Jeremy Hobson: Well another Russian satellite re-enters Earth's atmosphere today. It's the latest example of the threats posed by "space junk" -- all the debris left over from human activity in space that poses a risk to satellites, astronauts, and those of here on earth.
The Obama Administration announced yesterday that the U.S. is about to hold international talks on space junk, as Christopher Werth reports from London.
Christopher Werth: NASA says there are over 500,000 small bits of man-made "space junk" orbiting the planet, remnants of past space missions and old satellites. The pieces aren't big -- most are the size of a toy marble or a lemon. But, moving at over 17,000 miles an hour, even a marble can do serious damage.

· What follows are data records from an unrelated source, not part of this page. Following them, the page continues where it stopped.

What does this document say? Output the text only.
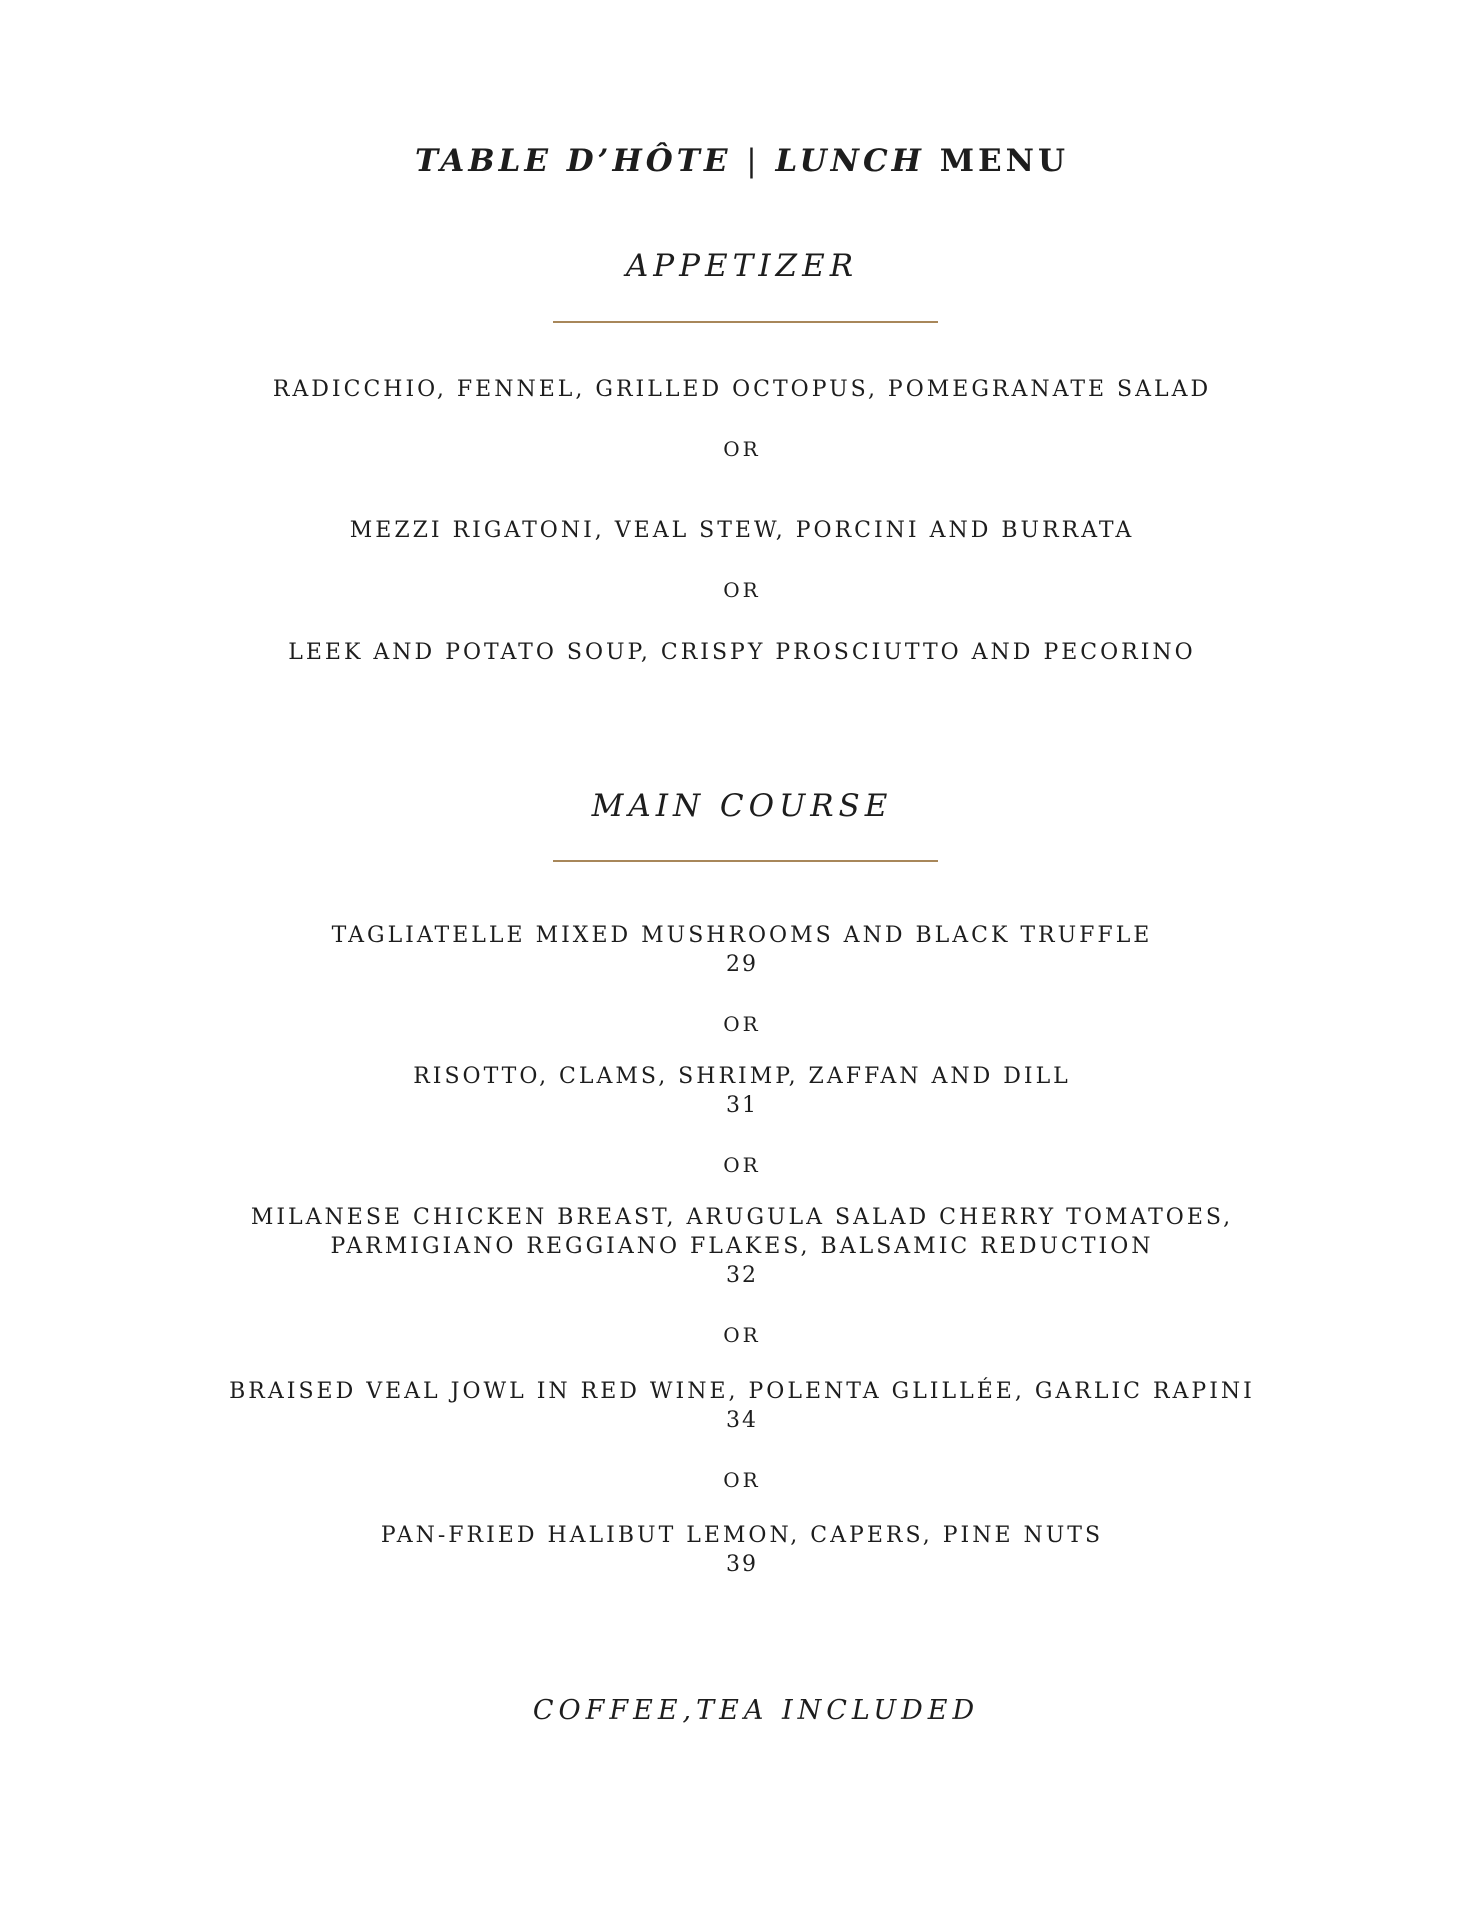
TABLE D’HÔTE | LUNCH MENU
APPETIZER

RADICCHIO, FENNEL, GRILLED OCTOPUS, POMEGRANATE SALAD

OR

MEZZI RIGATONI, VEAL STEW, PORCINI AND BURRATA

OR

LEEK AND POTATO SOUP, CRISPY PROSCIUTTO AND PECORINO

MAIN COURSE

TAGLIATELLE MIXED MUSHROOMS AND BLACK TRUFFLE

29

OR

RISOTTO, CLAMS, SHRIMP, ZAFFAN AND DILL

31

OR

MILANESE CHICKEN BREAST, ARUGULA SALAD CHERRY TOMATOES,

PARMIGIANO REGGIANO FLAKES, BALSAMIC REDUCTION

32

OR

BRAISED VEAL JOWL IN RED WINE, POLENTA GLILLÉE, GARLIC RAPINI

34

OR

PAN-FRIED HALIBUT LEMON, CAPERS, PINE NUTS

39

COFFEE,TEA INCLUDED
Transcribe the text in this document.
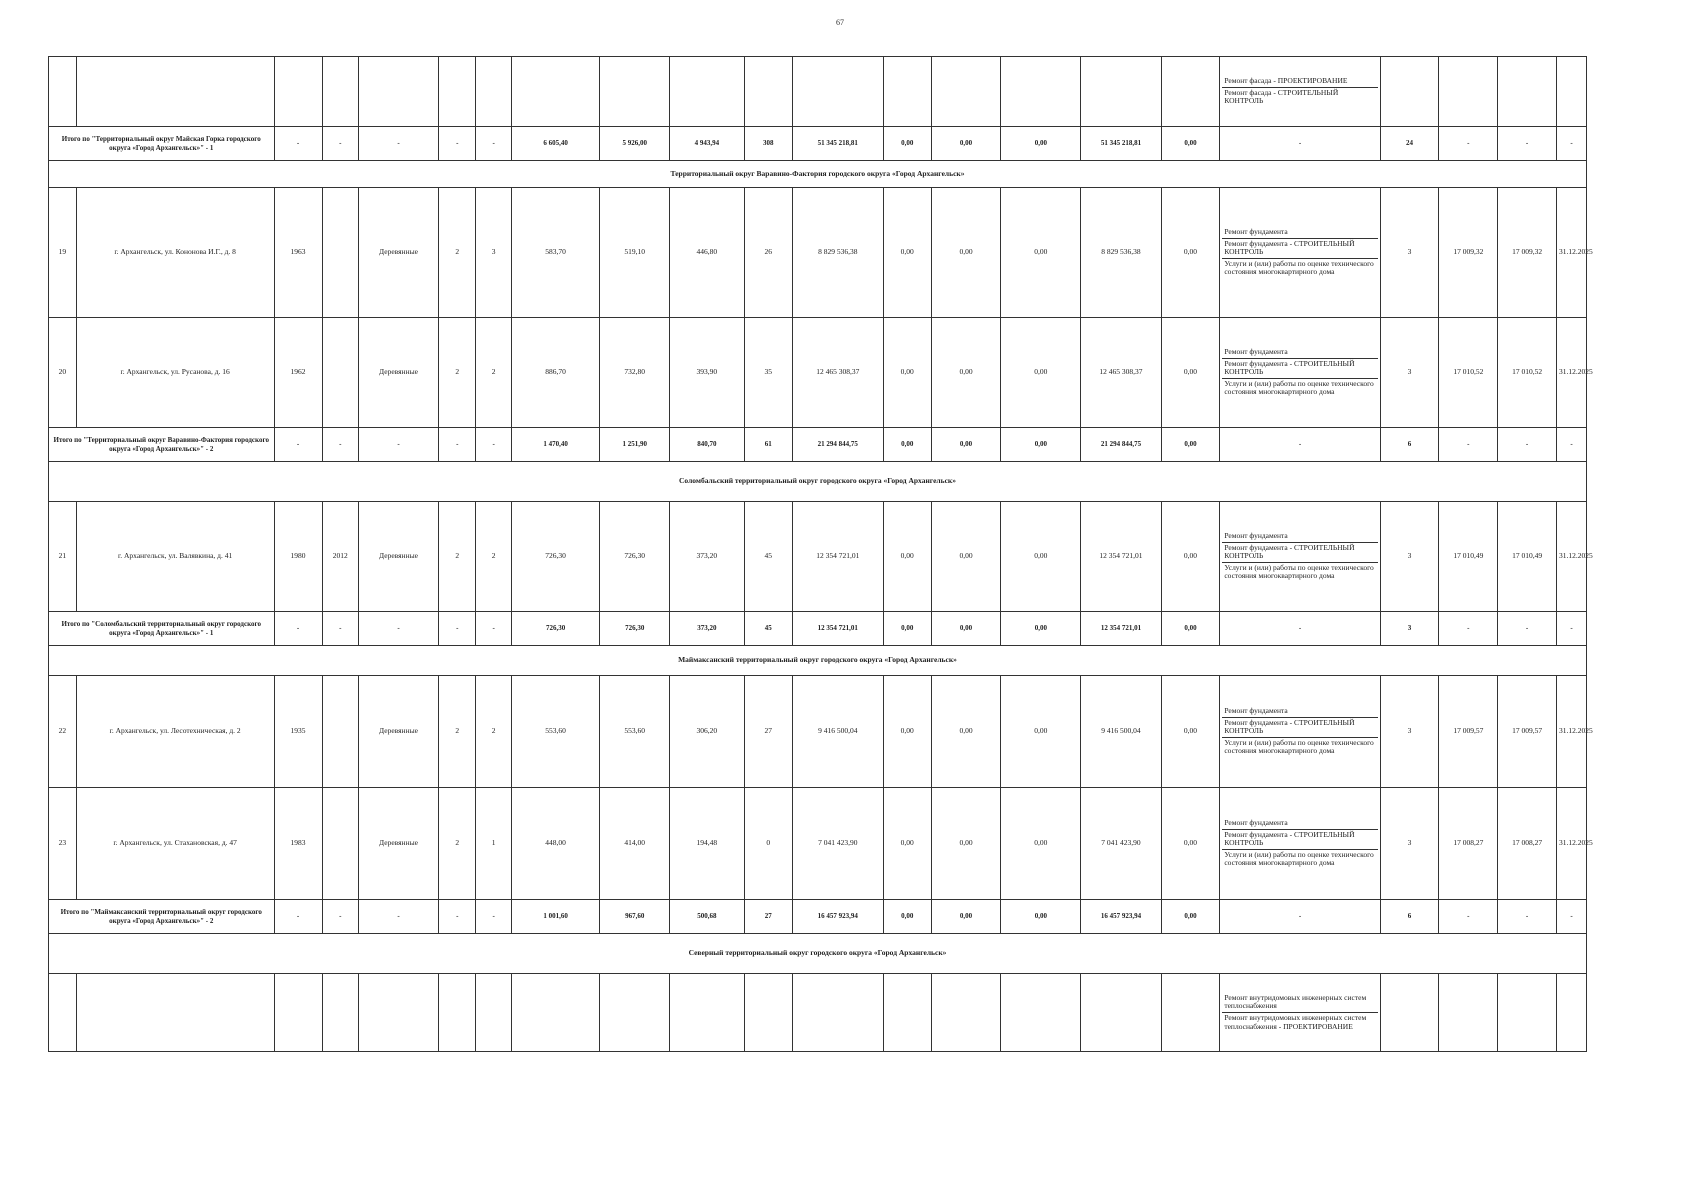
67

																	Ремонт фасада - ПРОЕКТИРОВАНИЕ
Ремонт фасада - СТРОИТЕЛЬНЫЙ КОНТРОЛЬ				

Итого по "Территориальный округ Майская Горка городского округа «Город Архангельск»" - 1		-	-	-	-	-	6 605,40	5 926,00	4 943,94	308	51 345 218,81	0,00	0,00	0,00	51 345 218,81	0,00	-	24	-	-	-
Территориальный округ Варавино-Фактория городского округа «Город Архангельск»																					
19	г. Архангельск, ул. Кононова И.Г., д. 8	1963		Деревянные	2	3	583,70	519,10	446,80	26	8 829 536,38	0,00	0,00	0,00	8 829 536,38	0,00	Ремонт фундамента
Ремонт фундамента - СТРОИТЕЛЬНЫЙ КОНТРОЛЬ
Услуги и (или) работы по оценке технического состояния многоквартирного дома	3	17 009,32	17 009,32	31.12.2025
20	г. Архангельск, ул. Русанова, д. 16	1962		Деревянные	2	2	886,70	732,80	393,90	35	12 465 308,37	0,00	0,00	0,00	12 465 308,37	0,00	Ремонт фундамента
Ремонт фундамента - СТРОИТЕЛЬНЫЙ КОНТРОЛЬ
Услуги и (или) работы по оценке технического состояния многоквартирного дома	3	17 010,52	17 010,52	31.12.2025
Итого по "Территориальный округ Варавино-Фактория городского округа «Город Архангельск»" - 2		-	-	-	-	-	1 470,40	1 251,90	840,70	61	21 294 844,75	0,00	0,00	0,00	21 294 844,75	0,00	-	6	-	-	-
Соломбальский территориальный округ городского округа «Город Архангельск»																					
21	г. Архангельск, ул. Валявкина, д. 41	1980	2012	Деревянные	2	2	726,30	726,30	373,20	45	12 354 721,01	0,00	0,00	0,00	12 354 721,01	0,00	Ремонт фундамента
Ремонт фундамента - СТРОИТЕЛЬНЫЙ КОНТРОЛЬ
Услуги и (или) работы по оценке технического состояния многоквартирного дома	3	17 010,49	17 010,49	31.12.2025
Итого по "Соломбальский территориальный округ городского округа «Город Архангельск»" - 1		-	-	-	-	-	726,30	726,30	373,20	45	12 354 721,01	0,00	0,00	0,00	12 354 721,01	0,00	-	3	-	-	-
Маймаксанский территориальный округ городского округа «Город Архангельск»																					
22	г. Архангельск, ул. Лесотехническая, д. 2	1935		Деревянные	2	2	553,60	553,60	306,20	27	9 416 500,04	0,00	0,00	0,00	9 416 500,04	0,00	Ремонт фундамента
Ремонт фундамента - СТРОИТЕЛЬНЫЙ КОНТРОЛЬ
Услуги и (или) работы по оценке технического состояния многоквартирного дома	3	17 009,57	17 009,57	31.12.2025
23	г. Архангельск, ул. Стахановская, д. 47	1983		Деревянные	2	1	448,00	414,00	194,48	0	7 041 423,90	0,00	0,00	0,00	7 041 423,90	0,00	Ремонт фундамента
Ремонт фундамента - СТРОИТЕЛЬНЫЙ КОНТРОЛЬ
Услуги и (или) работы по оценке технического состояния многоквартирного дома	3	17 008,27	17 008,27	31.12.2025
Итого по "Маймаксанский территориальный округ городского округа «Город Архангельск»" - 2		-	-	-	-	-	1 001,60	967,60	500,68	27	16 457 923,94	0,00	0,00	0,00	16 457 923,94	0,00	-	6	-	-	-
Северный территориальный округ городского округа «Город Архангельск»																					

																	Ремонт внутридомовых инженерных систем теплоснабжения
Ремонт внутридомовых инженерных систем теплоснабжения - ПРОЕКТИРОВАНИЕ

Sa'id Mosteshar is the director of the London Institute of Space Policy and Law. He says countries here on Earth need to establish a code of conduct to limit space junk. He says the growing amount of space debris threatens weather forecasts, GPS technology, even banking transactions.
Sa'id Mosteshar: Economically we are becoming more and more dependent on space.
The issue of "space junk" rose to prominence when China destroyed one of its own satellites in a missile test in 2007. The resulting explosion created a debris cloud that's drifted uncomfortably close to the International Space Station.
In London, I'm Christopher Werth for Marketplace.